Program studi yang akhirnya, membukakan mata betapa masyarakat Indonesia tertinggal jauh dalam bidang perlindungan Hak Kekayaan Intelektual dan Alih Teknologi, kendati pemerintahnya telah meratifikasi dan menandatangani kesepakatan perlindungan hak kekayaan intelektual internasional.
Lebih-lebih jika dibandingkan dengan negera-negera yang sempat ia kunjungi selama menempuh studi di Kings College, University of London. Ia juga menyadari bahwa ternyata, negara-negara yang sudah meratifikasi Intellectual Property Rights, itu adalah negara-negara yang industri kreativenya sudah tumbuh dan industri inovasinya sudah terbangun, sehingga mereka tidak hanya menjadi pasar, tetapi juga bisa bersaing dan bermain dalam pasar global.
“Tidak usah jauh-jauh, dibanding India, Thailand, dan Srilangka, mereka lebih jago dalam mengemas produk pertanian dari kampung menjadi komoditi berkualitas ekspor,” ujar Helianti yang selama dan setelah studi S2 berkesempatan keliling ke lebih dari 35 negara Asia dan Eropa.
“Sementara, Indonesia yang memiliki kekayaan aneka ragam hayati dan pangan, industri creative-nya belum tumbuh.
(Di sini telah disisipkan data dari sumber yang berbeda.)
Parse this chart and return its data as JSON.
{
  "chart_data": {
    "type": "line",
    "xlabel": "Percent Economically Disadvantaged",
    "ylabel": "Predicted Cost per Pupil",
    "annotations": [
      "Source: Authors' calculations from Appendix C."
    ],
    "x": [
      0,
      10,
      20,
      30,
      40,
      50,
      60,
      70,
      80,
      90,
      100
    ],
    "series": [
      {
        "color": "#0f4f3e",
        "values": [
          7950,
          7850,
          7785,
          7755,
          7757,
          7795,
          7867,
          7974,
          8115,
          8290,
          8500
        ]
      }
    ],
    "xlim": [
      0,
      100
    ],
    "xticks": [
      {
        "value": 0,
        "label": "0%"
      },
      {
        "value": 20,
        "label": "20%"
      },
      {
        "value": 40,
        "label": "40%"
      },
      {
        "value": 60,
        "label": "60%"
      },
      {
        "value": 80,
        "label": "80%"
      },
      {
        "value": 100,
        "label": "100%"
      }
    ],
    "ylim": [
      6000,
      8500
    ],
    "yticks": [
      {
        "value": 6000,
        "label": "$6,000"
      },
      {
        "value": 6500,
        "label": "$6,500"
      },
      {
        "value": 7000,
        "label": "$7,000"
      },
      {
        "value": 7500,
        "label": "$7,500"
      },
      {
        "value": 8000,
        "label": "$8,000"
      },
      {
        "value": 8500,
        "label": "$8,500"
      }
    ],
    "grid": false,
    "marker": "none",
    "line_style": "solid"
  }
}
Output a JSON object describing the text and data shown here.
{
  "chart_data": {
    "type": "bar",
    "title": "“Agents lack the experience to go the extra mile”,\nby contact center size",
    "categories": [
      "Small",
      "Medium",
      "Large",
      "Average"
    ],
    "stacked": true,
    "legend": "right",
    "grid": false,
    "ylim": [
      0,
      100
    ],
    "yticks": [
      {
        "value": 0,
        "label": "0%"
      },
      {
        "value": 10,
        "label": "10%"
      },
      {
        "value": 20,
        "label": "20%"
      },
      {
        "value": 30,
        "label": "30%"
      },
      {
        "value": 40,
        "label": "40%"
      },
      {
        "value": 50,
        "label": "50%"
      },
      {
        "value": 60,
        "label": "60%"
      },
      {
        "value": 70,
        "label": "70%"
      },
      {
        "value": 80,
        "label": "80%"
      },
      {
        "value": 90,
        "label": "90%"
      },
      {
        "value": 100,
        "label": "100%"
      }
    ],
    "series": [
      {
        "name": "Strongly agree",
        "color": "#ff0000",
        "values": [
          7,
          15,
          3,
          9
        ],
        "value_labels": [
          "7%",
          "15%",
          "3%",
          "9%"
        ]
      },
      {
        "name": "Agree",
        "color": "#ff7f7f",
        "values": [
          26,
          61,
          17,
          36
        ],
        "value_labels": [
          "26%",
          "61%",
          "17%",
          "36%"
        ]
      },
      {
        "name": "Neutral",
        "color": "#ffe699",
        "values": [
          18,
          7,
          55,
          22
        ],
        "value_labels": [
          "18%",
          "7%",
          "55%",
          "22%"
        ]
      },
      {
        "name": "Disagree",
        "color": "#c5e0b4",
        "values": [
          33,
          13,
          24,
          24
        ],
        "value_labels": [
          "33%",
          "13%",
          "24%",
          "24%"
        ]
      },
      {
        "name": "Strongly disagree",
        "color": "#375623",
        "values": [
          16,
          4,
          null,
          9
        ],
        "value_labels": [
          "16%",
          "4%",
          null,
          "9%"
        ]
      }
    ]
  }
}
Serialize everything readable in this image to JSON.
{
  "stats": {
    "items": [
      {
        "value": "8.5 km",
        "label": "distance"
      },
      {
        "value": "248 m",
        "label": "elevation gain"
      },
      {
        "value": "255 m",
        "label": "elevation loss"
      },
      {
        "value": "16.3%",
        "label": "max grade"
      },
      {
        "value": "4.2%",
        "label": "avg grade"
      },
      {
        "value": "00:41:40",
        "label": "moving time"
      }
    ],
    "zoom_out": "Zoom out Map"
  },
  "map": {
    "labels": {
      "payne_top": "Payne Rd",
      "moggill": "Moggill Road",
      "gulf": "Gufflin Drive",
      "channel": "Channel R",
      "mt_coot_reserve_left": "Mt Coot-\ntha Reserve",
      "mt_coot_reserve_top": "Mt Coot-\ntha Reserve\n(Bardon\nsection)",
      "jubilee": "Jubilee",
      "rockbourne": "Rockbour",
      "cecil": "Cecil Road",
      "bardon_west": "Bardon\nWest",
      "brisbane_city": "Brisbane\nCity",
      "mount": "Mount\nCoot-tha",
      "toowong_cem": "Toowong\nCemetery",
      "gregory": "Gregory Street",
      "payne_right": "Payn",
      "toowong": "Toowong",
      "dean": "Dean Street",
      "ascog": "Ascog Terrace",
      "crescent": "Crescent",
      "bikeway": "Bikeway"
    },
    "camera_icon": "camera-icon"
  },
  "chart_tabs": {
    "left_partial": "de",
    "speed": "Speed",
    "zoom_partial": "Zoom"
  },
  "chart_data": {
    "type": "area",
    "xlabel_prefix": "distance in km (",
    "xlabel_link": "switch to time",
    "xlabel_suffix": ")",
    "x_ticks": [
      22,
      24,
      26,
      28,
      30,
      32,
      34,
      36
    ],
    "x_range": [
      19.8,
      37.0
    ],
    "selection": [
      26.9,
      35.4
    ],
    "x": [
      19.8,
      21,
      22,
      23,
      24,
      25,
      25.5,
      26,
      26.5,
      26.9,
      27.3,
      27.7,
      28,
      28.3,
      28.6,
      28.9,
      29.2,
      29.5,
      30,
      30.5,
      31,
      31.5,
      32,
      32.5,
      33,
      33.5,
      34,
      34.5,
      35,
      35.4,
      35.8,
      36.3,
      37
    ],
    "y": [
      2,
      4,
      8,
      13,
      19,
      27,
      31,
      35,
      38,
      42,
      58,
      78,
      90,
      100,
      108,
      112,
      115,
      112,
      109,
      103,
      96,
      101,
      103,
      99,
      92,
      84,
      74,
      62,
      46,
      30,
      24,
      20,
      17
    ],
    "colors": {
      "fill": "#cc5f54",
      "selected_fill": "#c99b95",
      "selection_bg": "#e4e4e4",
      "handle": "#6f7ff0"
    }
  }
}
Masyaraktnya masih belum memiliki ketrampilan dalam mengelola aset bahan baku, hingga mampu bersaing di pasar internasional,” lanjutnya.
Kegemesan ini, ditambah dorongan dari profesor yang membimbingnya saat mengambil gelar S2, untuk segera pulang ke kampung halaman agar bisa lebih berguna bagi pengembangan industri kreative di negara asal, semakin membuatnya termotivasi untuk terjun ke bidang industri inovasi berbasis bahan pangan lokal ini.